The scurrilous newsletter
Counterattack,
published by a group of right-wing misfits, denounced what it called communist front groups including the Progressive Citizens of America, which it called the “biggest communist front,” the Methodist Federation for Social Action, the Consumers Union, the National Lawyers Guild, and the Allied Labor News. The publication promised to expose “communist” labor unions. It published a book, called
Red Channels: The Report of Communist Influence in Radio and Television,
which listed the alleged communist affiliations of 151 actors, writers, musicians, and other radio and television entertainers.

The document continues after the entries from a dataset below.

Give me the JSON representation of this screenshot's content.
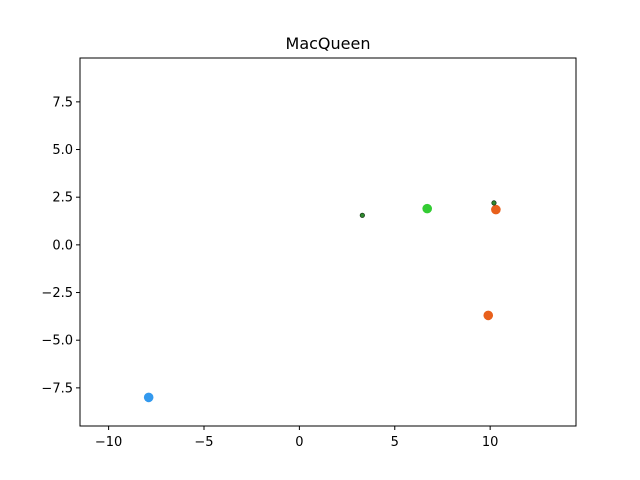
{
  "chart_data": {
    "type": "scatter",
    "title": "MacQueen",
    "xlabel": "",
    "ylabel": "",
    "xlim": [
      -11.5,
      14.5
    ],
    "ylim": [
      -9.5,
      9.8
    ],
    "grid": false,
    "x_ticks": [
      -10,
      -5,
      0,
      5,
      10
    ],
    "x_tick_labels": [
      "−10",
      "−5",
      "0",
      "5",
      "10"
    ],
    "y_ticks": [
      -7.5,
      -5.0,
      -2.5,
      0.0,
      2.5,
      5.0,
      7.5
    ],
    "y_tick_labels": [
      "−7.5",
      "−5.0",
      "−2.5",
      "0.0",
      "2.5",
      "5.0",
      "7.5"
    ],
    "series": [
      {
        "color": "#3399ee",
        "points": [
          {
            "x": -7.9,
            "y": -8.0,
            "size": "large"
          }
        ]
      },
      {
        "color": "#e8601c",
        "points": [
          {
            "x": 10.3,
            "y": 1.85,
            "size": "large"
          },
          {
            "x": 9.9,
            "y": -3.7,
            "size": "large"
          }
        ]
      },
      {
        "color": "#33cc33",
        "points": [
          {
            "x": 6.7,
            "y": 1.9,
            "size": "large"
          }
        ]
      },
      {
        "color": "#2e8b2e",
        "points": [
          {
            "x": 3.3,
            "y": 1.55,
            "size": "small"
          },
          {
            "x": 10.2,
            "y": 2.2,
            "size": "small"
          }
        ]
      }
    ]
  }
}
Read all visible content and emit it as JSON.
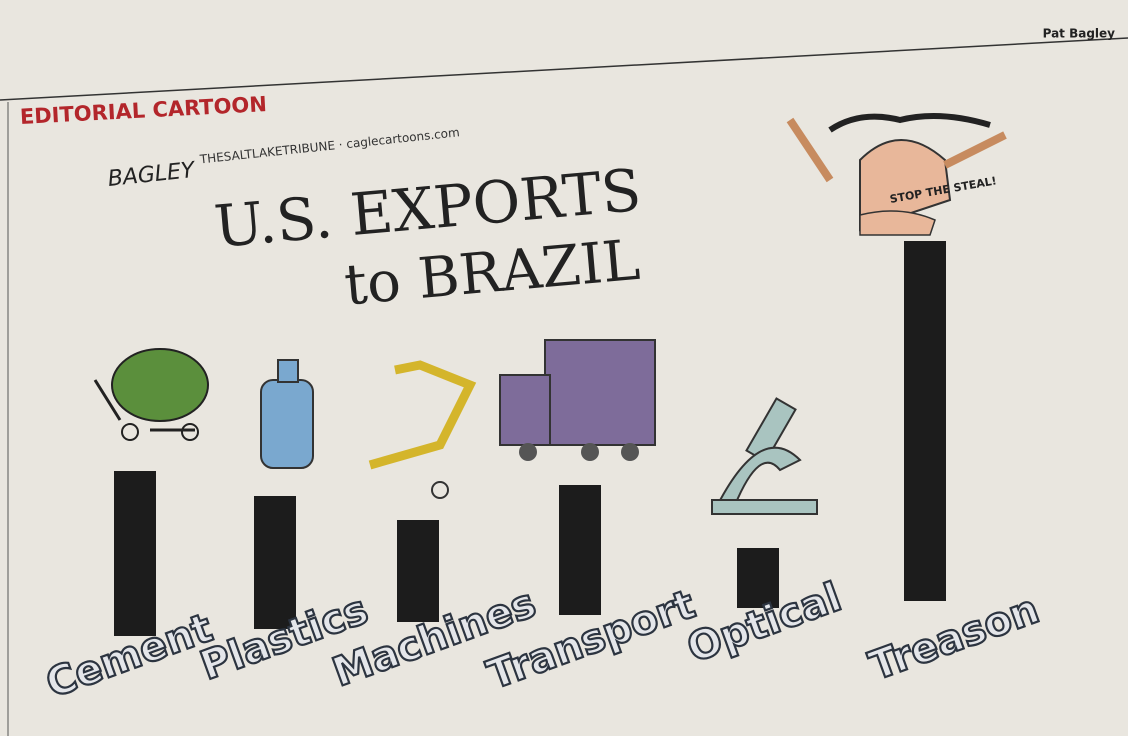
{
  "byline": "Pat Bagley",
  "section": "EDITORIAL CARTOON",
  "signature": "BAGLEY",
  "credit": "THESALTLAKETRIBUNE · caglecartoons.com",
  "sign_text": "STOP THE STEAL!",
  "chart_data": {
    "type": "bar",
    "title": "U.S. EXPORTS",
    "subtitle": "to BRAZIL",
    "categories": [
      "Cement",
      "Plastics",
      "Machines",
      "Transport",
      "Optical",
      "Treason"
    ],
    "values": [
      165,
      133,
      102,
      130,
      60,
      360
    ],
    "color": "#1c1c1c"
  }
}
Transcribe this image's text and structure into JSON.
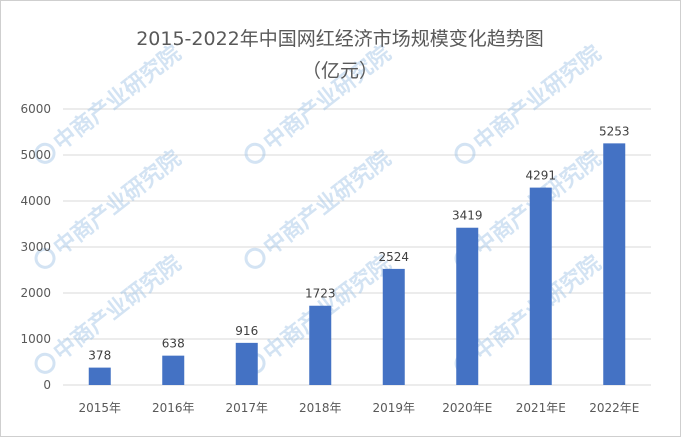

The newsletter and book were published by American Business Consultants, a group established in 1947 by three former FBI agents who were bankrolled by an upstate New York grocery chain magnate, Laurence Johnson, and later a former naval intelligence officer, Vincent Hartnett. It mounted a campaign against writers, including journalists such as Richard O. Boyer, who wrote profiles for the
New Yorker
, and the
New York Times
music critic Olin Downes. It attacked writers such as Dashiell Hammett and Ring Lardner Jr., as well as intellectuals including Albert Einstein. Radio and television personalities—many of them commentators and stars—were fired after being named in the pages of
Counterattack
. Those removed from the airwaves by nervous employers and sponsors included the Texas humorist and radio commentator John Henry Faulk; Ireene Wicker, the “Singing Lady,” who had a popular children’s television show; and Philip Loeb, who played the father on the popular sitcom
The Rise of the Goldbergs
. Loeb denied he was a communist, but the corporate sponsor of the show, General Foods, insisted he be removed.
The human cost of the blacklist was tragic. In his memoir
Inside Out: A Memoir of the Blacklist,
Walter Bernstein, a blacklisted screen writer, describes his friend Loeb as disconsolate. Loeb was the sole supporter of a mentally ill son whom he kept in a private treatment facility, and, as Bernstein wrote, “he was constantly afraid he would be unable to keep up the payments and his son would be moved to a state hospital for the insane.” Loeb lost his apartment. He moved in for a time with the blacklisted comic and actor Zero Mostel, who, Bernstein wrote, “loved Loeb, a short, sweet, sad-eyed man.”
Bernstein recounts how once or twice, Mostel and his wife Kate found Loeb
shouting out the window at pedestrians below. Zero could never cheer him up, no matter how hard he tried. I never saw Loeb smile, even when Zero was at his hilarious best. He gave the impression he could not be touched. Finally, one day, he checked into a hotel and made sure he took enough pills to kill himself.”